1. What are the products to the reaction below:
NH3+CH3CH2CH2Br-->?
2. Why does oxaloacetic acid has a higher Ka compared to succinic acid?
3. Which hydrogen atoms will malic lose if it ionizes completely?
No ideas on any of these questions. Please help!
Thank you!
1.
RX + NH3 ==> RNH3*X (the amine salt)
What does *represent?
RCOOH compounds are organic acids. The end H atom is acidic.
I'm sure you had the ionization of acetic acid, HC2H3O2, in general chemistry. That ionizes as HC2H3O3 ==> H^+ + C2H3O2^- BUT if we wrote that in terms of its structure (instead of just the empirical formula of HC2H3O3) it would be
CH3COOH and that is the end H that is ionizing. Since malic acid has TWO COOH groups, it can lose both H atoms of both COOH groups. In fact it can lose them in steps (and does), as
HOOC-R-COOH ==> (-OOC-R-COOH)^- + H^+ and
(-OOC-R-COOH) ==> (-OOC-R-COO-)^-2 + H^+ where R stands for everything between the two end COOH groups.
I wrote the * just to show that it is a salt, actually consisting of
RNH3^+ + Cl^- but it can be written as RNH3Cl as well. The * takes the place of a period in the middle of the line which I can't write on the computer. Often it is written that way, too, as RNH3(period in the middle of the line)Cl.
For #1, will the products be CH3CH2CH2NH3 and Br2?
I don't really get this....
No.
CH3CH2CH2Br + NH3 ==> CH3CH2CH2NH3Br.
I took a shortcut by using R to stand for CH3CH2CH2 and X to stand for Br to make
RX + NH3 ==> RNH3Br.
If you treat the CH3CH2CH2NH3Br with base (like NaOH), you will get the
CH3CH2CH2NH2 + H2O + NaBr (in other words by treating with NaOH you convert the amine salt to the free amine, the extra H of the RNH3 combines with the OH of the base to make water and the Br^- then combines with the Na of the NaOH to make NaBr.)
So it would be CH3CH2CH2NH2 and HBr?
Thanks
No. I gave you the products in my previous response. You do NOT get the free amine (CH3CH2CH2NH2) unless you add NaOH to the salt.
The reaction of CH3CH2CH2Br with NH3 produces JUST the salt, CH3CH2CH2NH3Br.

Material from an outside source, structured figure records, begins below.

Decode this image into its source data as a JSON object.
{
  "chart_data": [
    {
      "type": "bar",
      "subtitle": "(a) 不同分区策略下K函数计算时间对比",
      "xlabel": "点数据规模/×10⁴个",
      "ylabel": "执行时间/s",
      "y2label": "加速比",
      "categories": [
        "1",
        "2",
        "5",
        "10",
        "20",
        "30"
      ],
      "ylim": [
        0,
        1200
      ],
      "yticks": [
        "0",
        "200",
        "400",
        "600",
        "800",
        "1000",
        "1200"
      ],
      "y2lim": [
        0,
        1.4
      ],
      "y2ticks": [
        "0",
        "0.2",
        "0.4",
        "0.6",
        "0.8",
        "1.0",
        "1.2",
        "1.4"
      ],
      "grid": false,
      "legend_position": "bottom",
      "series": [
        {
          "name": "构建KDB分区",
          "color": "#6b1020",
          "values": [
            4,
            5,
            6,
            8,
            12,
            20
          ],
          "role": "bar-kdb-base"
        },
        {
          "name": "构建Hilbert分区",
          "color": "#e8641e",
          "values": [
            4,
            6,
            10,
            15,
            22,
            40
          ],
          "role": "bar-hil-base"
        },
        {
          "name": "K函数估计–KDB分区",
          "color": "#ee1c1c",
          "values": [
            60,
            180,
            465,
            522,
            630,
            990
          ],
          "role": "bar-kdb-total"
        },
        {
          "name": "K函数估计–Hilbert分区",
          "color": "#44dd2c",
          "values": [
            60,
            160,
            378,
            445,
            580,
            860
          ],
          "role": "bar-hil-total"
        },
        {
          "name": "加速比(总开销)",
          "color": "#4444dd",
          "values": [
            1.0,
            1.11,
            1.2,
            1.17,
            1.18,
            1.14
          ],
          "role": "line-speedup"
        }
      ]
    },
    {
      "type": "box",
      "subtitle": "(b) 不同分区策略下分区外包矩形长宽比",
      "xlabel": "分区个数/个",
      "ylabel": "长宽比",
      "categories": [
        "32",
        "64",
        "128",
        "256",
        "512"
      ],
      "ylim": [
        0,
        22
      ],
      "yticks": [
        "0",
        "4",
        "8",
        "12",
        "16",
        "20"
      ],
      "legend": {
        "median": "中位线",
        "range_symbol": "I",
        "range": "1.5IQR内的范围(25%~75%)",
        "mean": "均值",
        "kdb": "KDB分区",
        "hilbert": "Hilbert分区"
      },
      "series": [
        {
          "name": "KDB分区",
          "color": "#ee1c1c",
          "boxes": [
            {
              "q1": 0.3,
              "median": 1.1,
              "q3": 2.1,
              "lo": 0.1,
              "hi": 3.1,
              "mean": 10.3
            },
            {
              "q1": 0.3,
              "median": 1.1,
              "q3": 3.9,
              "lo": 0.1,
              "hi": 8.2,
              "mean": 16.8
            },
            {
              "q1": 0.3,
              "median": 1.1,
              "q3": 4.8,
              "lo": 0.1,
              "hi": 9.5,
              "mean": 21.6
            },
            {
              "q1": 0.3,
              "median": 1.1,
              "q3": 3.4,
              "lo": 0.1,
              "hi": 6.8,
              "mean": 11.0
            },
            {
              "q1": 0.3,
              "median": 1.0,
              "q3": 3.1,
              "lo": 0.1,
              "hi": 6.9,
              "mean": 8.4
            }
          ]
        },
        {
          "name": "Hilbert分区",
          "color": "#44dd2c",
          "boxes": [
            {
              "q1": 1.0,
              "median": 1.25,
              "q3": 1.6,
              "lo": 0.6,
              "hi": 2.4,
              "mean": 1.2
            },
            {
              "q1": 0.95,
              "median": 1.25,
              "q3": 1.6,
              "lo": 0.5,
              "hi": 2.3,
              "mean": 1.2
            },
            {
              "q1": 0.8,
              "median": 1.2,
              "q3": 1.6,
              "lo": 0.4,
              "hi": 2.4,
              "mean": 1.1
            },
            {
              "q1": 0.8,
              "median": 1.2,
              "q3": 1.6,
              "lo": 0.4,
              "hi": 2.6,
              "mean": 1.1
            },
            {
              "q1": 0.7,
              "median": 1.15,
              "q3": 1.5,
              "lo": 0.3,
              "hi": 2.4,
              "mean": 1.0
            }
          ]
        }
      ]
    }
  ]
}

But there is no such a choice...
Actually,this question is a multiple choice question, I'll type out the whole question again. Sorry for not typing out the choices at the first time...
The products of this reaction are ___
CH3CH2CH2Br+NH3-->
a. CH3CH2CH2NH2Br and H2
b. CH3CH2CH2NH3 and Br2
c. CH3CH2CH2NH2 and HBr
d. CH3CH2CH3 and NH2Br
I wish you had, also.
Check your answers in the last post to make sure all of them are right (no charges omitted, etc). If all of them are correct answers from your original, then a can't possibly be right, b can't be right UNLESS there is a + charge on the CH3CH2CH2NH3 and c can't be right. That leaves c as the least of the evils and I would go with that. That probably is the correct one. But I might like to point out to your prof (and to you as to why I was so persistent with my initial answer) that CH3CH2CH2NH2 is a base and HBr is an acid. Just as NH3 + HCl gives NH4Cl (base + acid = salt), then CH3CH2CH2NH2(base) + HBr(acid) = salt (which is CH3CH2CH2NH3Br). So the two CAN'T be in the same container without reacting to form, guess what, the salt.